Mizuho Securities expects China’s GDP growth to slow notably in Q3. Given the high base effect from Q4 2024, without major stimulus, growth in late 2025 could slow more sharply — potentially threatening the government’s 5% annual growth target.

Bloomberg Economics said two consecutive months of weak data suggest the slowdown is driven by structural, not temporary, factors. The clearest warning sign comes from slumping investment, highlighting renewed weakness in real estate and limited effectiveness of government-led spending as a growth driver.

In the first eight months of 2025:

  • Real estate development investment: Down 12.9% YoY, widening from a 12.0% drop in January–July
  • New home sales area: Down 4.7% YoY
  • Developers’ available funds: Down 8.0% YoY

At its meeting on July 30, the Politburo stated that macro policies would continue to strengthen in the second half, with timely and intensified efforts. It emphasized implementing a more proactive fiscal policy and a prudently loose monetary policy to fully unleash policy effects.

Given this policy tone, analysts at Dongfang Jincheng said the government may accelerate infrastructure investment. With the full impact of U.S. high tariffs now emerging and weaker external demand, exports could turn negative in Q4 — making infrastructure investment an even more critical economic stabilizer.
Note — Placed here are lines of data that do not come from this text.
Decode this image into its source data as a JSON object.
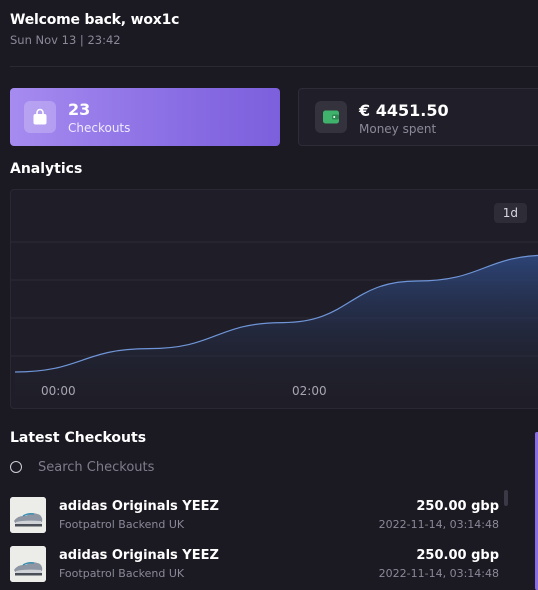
{
  "header": {
    "welcome": "Welcome back, wox1c",
    "datetime": "Sun Nov 13 | 23:42"
  },
  "stats": {
    "checkouts": {
      "value": "23",
      "label": "Checkouts",
      "icon": "shopping-bag-icon",
      "color": "#9a7ff0"
    },
    "spent": {
      "value": "€ 4451.50",
      "label": "Money spent",
      "icon": "wallet-icon",
      "color": "#3fb36b"
    }
  },
  "analytics": {
    "title": "Analytics",
    "range": "1d",
    "x_ticks": [
      "00:00",
      "02:00"
    ]
  },
  "chart_data": {
    "type": "area",
    "x": [
      "00:00",
      "",
      "02:00",
      "",
      ""
    ],
    "values": [
      0,
      18,
      38,
      70,
      90
    ],
    "title": "",
    "xlabel": "",
    "ylabel": "",
    "grid": true,
    "line_color": "#6f95d8"
  },
  "latest": {
    "title": "Latest Checkouts",
    "search_placeholder": "Search Checkouts",
    "items": [
      {
        "name": "adidas Originals YEEZ",
        "store": "Footpatrol Backend UK",
        "price": "250.00 gbp",
        "date": "2022-11-14, 03:14:48"
      },
      {
        "name": "adidas Originals YEEZ",
        "store": "Footpatrol Backend UK",
        "price": "250.00 gbp",
        "date": "2022-11-14, 03:14:48"
      }
    ]
  }
}
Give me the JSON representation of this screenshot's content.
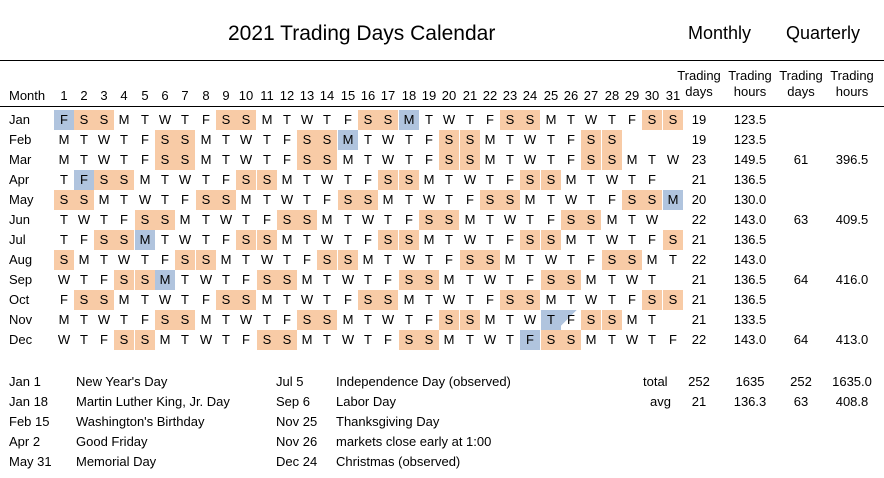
{
  "title": "2021 Trading Days Calendar",
  "section_monthly": "Monthly",
  "section_quarterly": "Quarterly",
  "header": {
    "month": "Month",
    "days": [
      "1",
      "2",
      "3",
      "4",
      "5",
      "6",
      "7",
      "8",
      "9",
      "10",
      "11",
      "12",
      "13",
      "14",
      "15",
      "16",
      "17",
      "18",
      "19",
      "20",
      "21",
      "22",
      "23",
      "24",
      "25",
      "26",
      "27",
      "28",
      "29",
      "30",
      "31"
    ],
    "m_trading_days": [
      "Trading",
      "days"
    ],
    "m_trading_hours": [
      "Trading",
      "hours"
    ],
    "q_trading_days": [
      "Trading",
      "days"
    ],
    "q_trading_hours": [
      "Trading",
      "hours"
    ]
  },
  "months": [
    {
      "name": "Jan",
      "days": "FSSMTWTFSSMTWTFSSMTWTFSSMTWTFSS",
      "holidays": [
        1,
        18
      ],
      "days_count": "19",
      "hours": "123.5",
      "q_days": "",
      "q_hours": ""
    },
    {
      "name": "Feb",
      "days": "MTWTFSSMTWTFSSMTWTFSSMTWTFSS",
      "holidays": [
        15
      ],
      "days_count": "19",
      "hours": "123.5",
      "q_days": "",
      "q_hours": ""
    },
    {
      "name": "Mar",
      "days": "MTWTFSSMTWTFSSMTWTFSSMTWTFSSMTW",
      "holidays": [],
      "days_count": "23",
      "hours": "149.5",
      "q_days": "61",
      "q_hours": "396.5"
    },
    {
      "name": "Apr",
      "days": "TFSSMTWTFSSMTWTFSSMTWTFSSMTWTF",
      "holidays": [
        2
      ],
      "days_count": "21",
      "hours": "136.5",
      "q_days": "",
      "q_hours": ""
    },
    {
      "name": "May",
      "days": "SSMTWTFSSMTWTFSSMTWTFSSMTWTFSSM",
      "holidays": [
        31
      ],
      "days_count": "20",
      "hours": "130.0",
      "q_days": "",
      "q_hours": ""
    },
    {
      "name": "Jun",
      "days": "TWTFSSMTWTFSSMTWTFSSMTWTFSSMTW",
      "holidays": [],
      "days_count": "22",
      "hours": "143.0",
      "q_days": "63",
      "q_hours": "409.5"
    },
    {
      "name": "Jul",
      "days": "TFSSMTWTFSSMTWTFSSMTWTFSSMTWTFS",
      "holidays": [
        5
      ],
      "days_count": "21",
      "hours": "136.5",
      "q_days": "",
      "q_hours": ""
    },
    {
      "name": "Aug",
      "days": "SMTWTFSSMTWTFSSMTWTFSSMTWTFSSMT",
      "holidays": [],
      "days_count": "22",
      "hours": "143.0",
      "q_days": "",
      "q_hours": ""
    },
    {
      "name": "Sep",
      "days": "WTFSSMTWTFSSMTWTFSSMTWTFSSMTWT",
      "holidays": [
        6
      ],
      "days_count": "21",
      "hours": "136.5",
      "q_days": "64",
      "q_hours": "416.0"
    },
    {
      "name": "Oct",
      "days": "FSSMTWTFSSMTWTFSSMTWTFSSMTWTFSS",
      "holidays": [],
      "days_count": "21",
      "hours": "136.5",
      "q_days": "",
      "q_hours": ""
    },
    {
      "name": "Nov",
      "days": "MTWTFSSMTWTFSSMTWTFSSMTWTFSSMT",
      "holidays": [
        25
      ],
      "early_close": [
        26
      ],
      "days_count": "21",
      "hours": "133.5",
      "q_days": "",
      "q_hours": ""
    },
    {
      "name": "Dec",
      "days": "WTFSSMTWTFSSMTWTFSSMTWTFSSMTWTF",
      "holidays": [
        24
      ],
      "days_count": "22",
      "hours": "143.0",
      "q_days": "64",
      "q_hours": "413.0"
    }
  ],
  "holidays_left": [
    {
      "date": "Jan 1",
      "name": "New Year's Day"
    },
    {
      "date": "Jan 18",
      "name": "Martin Luther King, Jr. Day"
    },
    {
      "date": "Feb 15",
      "name": "Washington's Birthday"
    },
    {
      "date": "Apr 2",
      "name": "Good Friday"
    },
    {
      "date": "May 31",
      "name": "Memorial Day"
    }
  ],
  "holidays_right": [
    {
      "date": "Jul 5",
      "name": "Independence Day (observed)"
    },
    {
      "date": "Sep 6",
      "name": "Labor Day"
    },
    {
      "date": "Nov 25",
      "name": "Thanksgiving Day"
    },
    {
      "date": "Nov 26",
      "name": "markets close early at 1:00"
    },
    {
      "date": "Dec 24",
      "name": "Christmas (observed)"
    }
  ],
  "totals": {
    "total_label": "total",
    "total_days": "252",
    "total_hours": "1635",
    "total_q_days": "252",
    "total_q_hours": "1635.0",
    "avg_label": "avg",
    "avg_days": "21",
    "avg_hours": "136.3",
    "avg_q_days": "63",
    "avg_q_hours": "408.8"
  },
  "colors": {
    "weekend": "#f8cba6",
    "holiday": "#b0c4de"
  }
}
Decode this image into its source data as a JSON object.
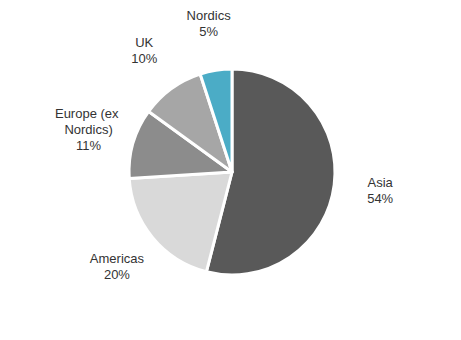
{
  "chart_data": {
    "type": "pie",
    "categories": [
      "Asia",
      "Americas",
      "Europe (ex Nordics)",
      "UK",
      "Nordics"
    ],
    "values": [
      54,
      20,
      11,
      10,
      5
    ],
    "value_labels": [
      "54%",
      "20%",
      "11%",
      "10%",
      "5%"
    ],
    "colors": [
      "#595959",
      "#d9d9d9",
      "#8c8c8c",
      "#a6a6a6",
      "#4bacc6"
    ],
    "data_labels": true
  }
}
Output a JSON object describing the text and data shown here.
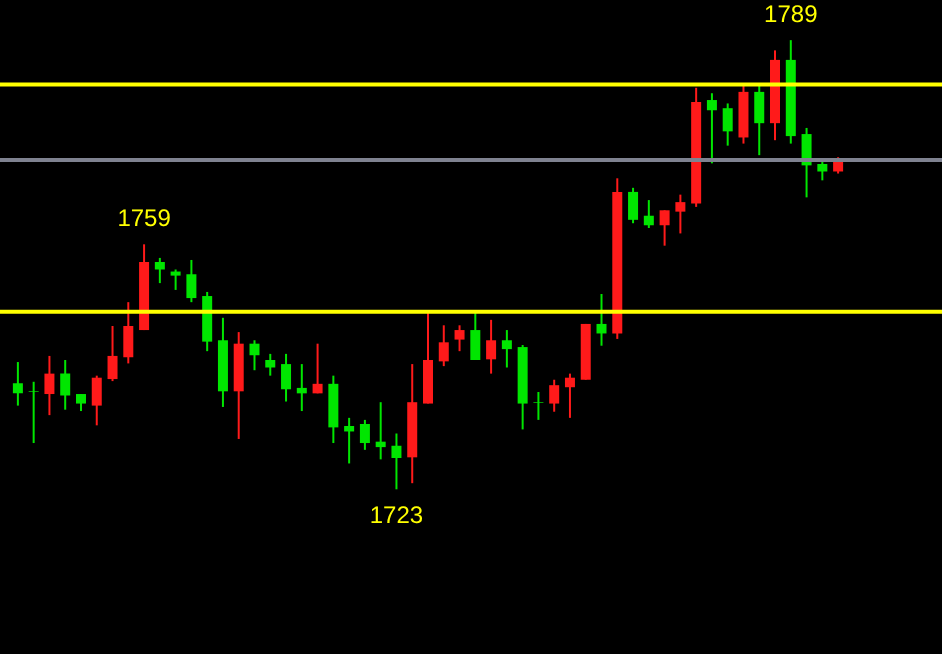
{
  "chart_data": {
    "type": "candlestick",
    "categories": [
      null,
      null,
      null,
      null,
      null,
      null,
      null,
      null,
      null,
      null,
      null,
      null,
      null,
      null,
      null,
      null,
      null,
      null,
      null,
      null,
      null,
      null,
      null,
      null,
      null,
      null,
      null,
      null,
      null,
      null,
      null,
      null,
      null,
      null,
      null,
      null,
      null,
      null,
      null,
      null,
      null,
      null,
      null,
      null,
      null,
      null,
      null,
      null,
      null,
      null,
      null,
      null,
      null
    ],
    "ohlc": [
      [
        1738.6,
        1741.7,
        1735.3,
        1737.1
      ],
      [
        1737.4,
        1738.8,
        1729.8,
        1737.3
      ],
      [
        1737.0,
        1742.6,
        1733.9,
        1740.0
      ],
      [
        1740.0,
        1742.0,
        1734.7,
        1736.8
      ],
      [
        1737.0,
        1737.0,
        1734.5,
        1735.6
      ],
      [
        1735.3,
        1739.7,
        1732.4,
        1739.4
      ],
      [
        1739.2,
        1747.0,
        1738.9,
        1742.6
      ],
      [
        1742.4,
        1750.5,
        1741.5,
        1747.0
      ],
      [
        1746.4,
        1759.0,
        1746.4,
        1756.4
      ],
      [
        1756.4,
        1757.0,
        1753.3,
        1755.3
      ],
      [
        1755.0,
        1755.3,
        1752.3,
        1754.4
      ],
      [
        1754.6,
        1756.7,
        1750.5,
        1751.1
      ],
      [
        1751.4,
        1752.0,
        1743.3,
        1744.7
      ],
      [
        1744.9,
        1748.2,
        1735.1,
        1737.4
      ],
      [
        1737.4,
        1746.1,
        1730.4,
        1744.4
      ],
      [
        1744.4,
        1744.9,
        1740.5,
        1742.7
      ],
      [
        1742.0,
        1742.9,
        1739.7,
        1740.9
      ],
      [
        1741.4,
        1742.9,
        1735.9,
        1737.7
      ],
      [
        1737.9,
        1741.4,
        1734.5,
        1737.1
      ],
      [
        1737.1,
        1744.4,
        1737.1,
        1738.5
      ],
      [
        1738.5,
        1739.7,
        1729.8,
        1732.1
      ],
      [
        1732.3,
        1733.5,
        1726.8,
        1731.5
      ],
      [
        1732.6,
        1733.2,
        1728.8,
        1729.8
      ],
      [
        1730.0,
        1735.8,
        1727.4,
        1729.2
      ],
      [
        1729.4,
        1731.2,
        1723.0,
        1727.6
      ],
      [
        1727.7,
        1741.4,
        1723.9,
        1735.8
      ],
      [
        1735.6,
        1748.9,
        1735.6,
        1742.0
      ],
      [
        1741.8,
        1747.1,
        1741.1,
        1744.6
      ],
      [
        1745.0,
        1747.1,
        1743.3,
        1746.4
      ],
      [
        1746.4,
        1748.9,
        1742.0,
        1742.0
      ],
      [
        1742.1,
        1747.9,
        1740.0,
        1744.9
      ],
      [
        1744.9,
        1746.4,
        1740.9,
        1743.6
      ],
      [
        1743.9,
        1744.2,
        1731.8,
        1735.6
      ],
      [
        1735.8,
        1737.3,
        1733.2,
        1735.7
      ],
      [
        1735.6,
        1739.1,
        1734.4,
        1738.3
      ],
      [
        1738.0,
        1740.0,
        1733.5,
        1739.4
      ],
      [
        1739.1,
        1747.3,
        1739.1,
        1747.3
      ],
      [
        1747.3,
        1751.7,
        1744.1,
        1745.9
      ],
      [
        1745.9,
        1768.7,
        1745.1,
        1766.7
      ],
      [
        1766.7,
        1767.3,
        1762.1,
        1762.6
      ],
      [
        1763.2,
        1765.5,
        1761.4,
        1761.8
      ],
      [
        1761.8,
        1764.0,
        1758.8,
        1764.0
      ],
      [
        1763.8,
        1766.3,
        1760.6,
        1765.2
      ],
      [
        1765.0,
        1782.0,
        1764.5,
        1779.9
      ],
      [
        1780.2,
        1781.2,
        1770.9,
        1778.7
      ],
      [
        1779.0,
        1779.7,
        1773.5,
        1775.6
      ],
      [
        1774.7,
        1782.3,
        1773.8,
        1781.4
      ],
      [
        1781.4,
        1782.3,
        1772.1,
        1776.8
      ],
      [
        1776.8,
        1787.5,
        1774.3,
        1786.1
      ],
      [
        1786.1,
        1789.0,
        1773.8,
        1774.9
      ],
      [
        1775.2,
        1776.1,
        1765.9,
        1770.6
      ],
      [
        1770.8,
        1771.4,
        1768.4,
        1769.7
      ],
      [
        1769.7,
        1771.8,
        1769.4,
        1771.4
      ]
    ],
    "colors": [
      "#00e600",
      "#00e600",
      "#ff1a1a",
      "#00e600",
      "#00e600",
      "#ff1a1a",
      "#ff1a1a",
      "#ff1a1a",
      "#ff1a1a",
      "#00e600",
      "#00e600",
      "#00e600",
      "#00e600",
      "#00e600",
      "#ff1a1a",
      "#00e600",
      "#00e600",
      "#00e600",
      "#00e600",
      "#ff1a1a",
      "#00e600",
      "#00e600",
      "#00e600",
      "#00e600",
      "#00e600",
      "#ff1a1a",
      "#ff1a1a",
      "#ff1a1a",
      "#ff1a1a",
      "#00e600",
      "#ff1a1a",
      "#00e600",
      "#00e600",
      "#00e600",
      "#ff1a1a",
      "#ff1a1a",
      "#ff1a1a",
      "#00e600",
      "#ff1a1a",
      "#00e600",
      "#00e600",
      "#ff1a1a",
      "#ff1a1a",
      "#ff1a1a",
      "#00e600",
      "#00e600",
      "#ff1a1a",
      "#00e600",
      "#ff1a1a",
      "#00e600",
      "#00e600",
      "#00e600",
      "#ff1a1a"
    ],
    "ylim": [
      1698.8,
      1794.9
    ],
    "ref_lines": [
      {
        "axis": "y",
        "value": 1782.5,
        "color": "#ffff00"
      },
      {
        "axis": "y",
        "value": 1749.1,
        "color": "#ffff00"
      },
      {
        "axis": "y",
        "value": 1771.4,
        "color": "#7f8290"
      }
    ],
    "annotations": [
      {
        "text": "1759",
        "y": 1759.0
      },
      {
        "text": "1723",
        "y": 1723.0
      },
      {
        "text": "1789",
        "y": 1789.0
      }
    ],
    "tick_labels": false
  }
}
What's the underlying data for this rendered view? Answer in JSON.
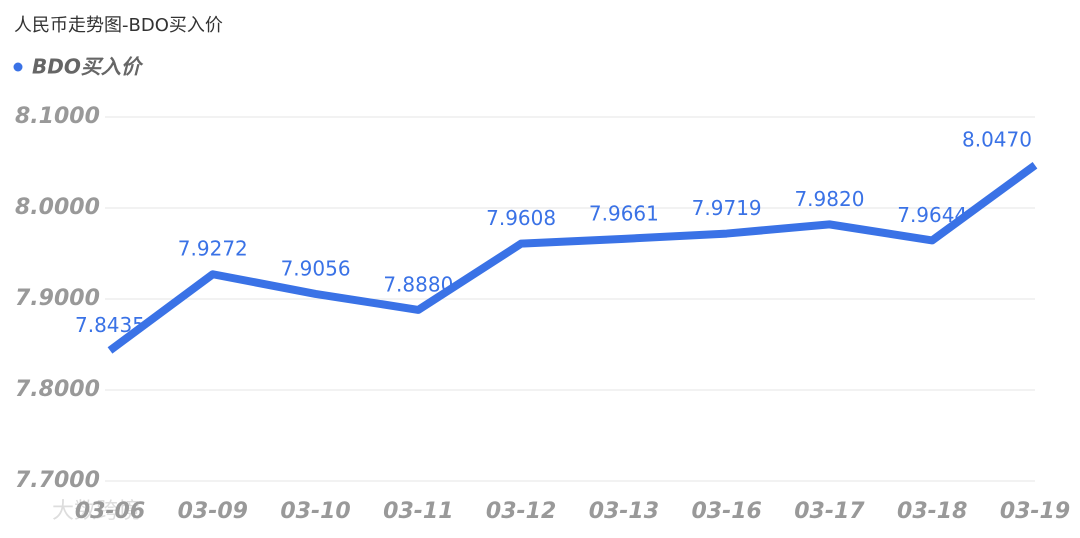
{
  "chart_data": {
    "type": "line",
    "title": "人民币走势图-BDO买入价",
    "categories": [
      "03-06",
      "03-09",
      "03-10",
      "03-11",
      "03-12",
      "03-13",
      "03-16",
      "03-17",
      "03-18",
      "03-19"
    ],
    "series": [
      {
        "name": "BDO买入价",
        "color": "#3a72e6",
        "values": [
          7.8435,
          7.9272,
          7.9056,
          7.888,
          7.9608,
          7.9661,
          7.9719,
          7.982,
          7.9644,
          8.047
        ],
        "value_labels": [
          "7.8435",
          "7.9272",
          "7.9056",
          "7.8880",
          "7.9608",
          "7.9661",
          "7.9719",
          "7.9820",
          "7.9644",
          "8.0470"
        ]
      }
    ],
    "ylim": [
      7.7,
      8.1
    ],
    "yticks": [
      {
        "value": 7.7,
        "label": "7.7000"
      },
      {
        "value": 7.8,
        "label": "7.8000"
      },
      {
        "value": 7.9,
        "label": "7.9000"
      },
      {
        "value": 8.0,
        "label": "8.0000"
      },
      {
        "value": 8.1,
        "label": "8.1000"
      }
    ],
    "grid": true,
    "watermark": "大数跨境"
  }
}
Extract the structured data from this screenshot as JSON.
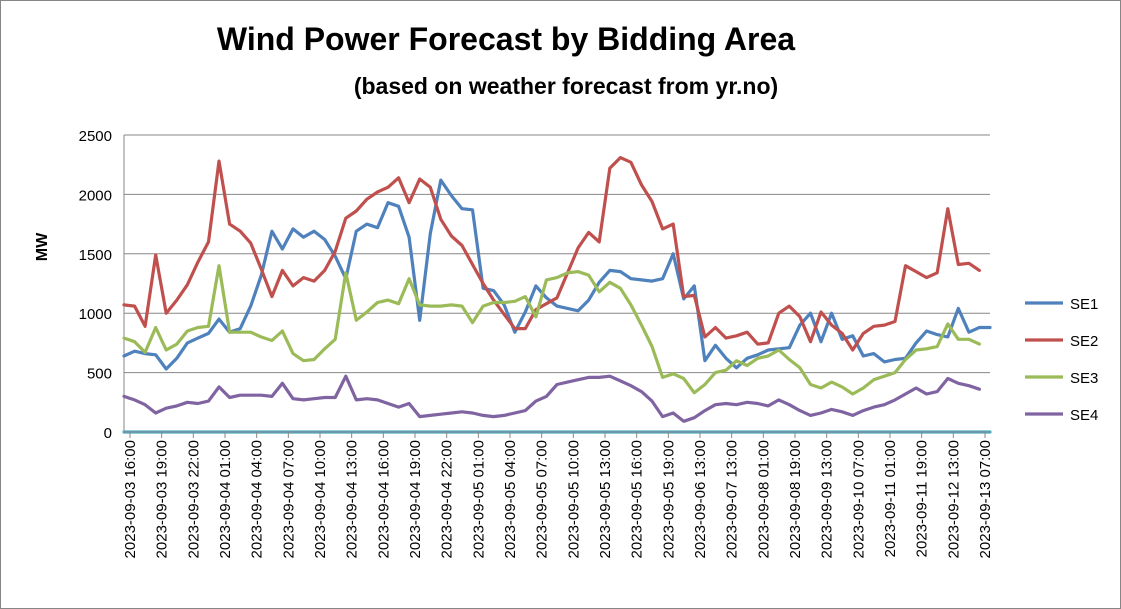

Is a Sustained A-Share Rally in Sight?

Cinda Securities believes September is the turning point between a slow bull and fast bull market for Chinese equities — and current sentiment is deeply divided.

From the slow bull perspective, the Shanghai Composite Index has already reached the upper limit of typical annual gains seen in past slow bull markets over the past year. Historically, this suggests limited upside potential over the next six months.

From the fast bull view, after a brief consolidation, the market could resume a sustained upward trend.

The firm argues that under policy catalysts and favorable liquidity dynamics, the market has a high probability of entering a major bull phase. Supporting evidence includes:

  • Periods when market financing shrinks below corporate dividend payouts
  • The introduction of high-level policy guidance aimed at boosting capital market development
Disclaimer: For information purposes only. Past performance is not indicative of future results.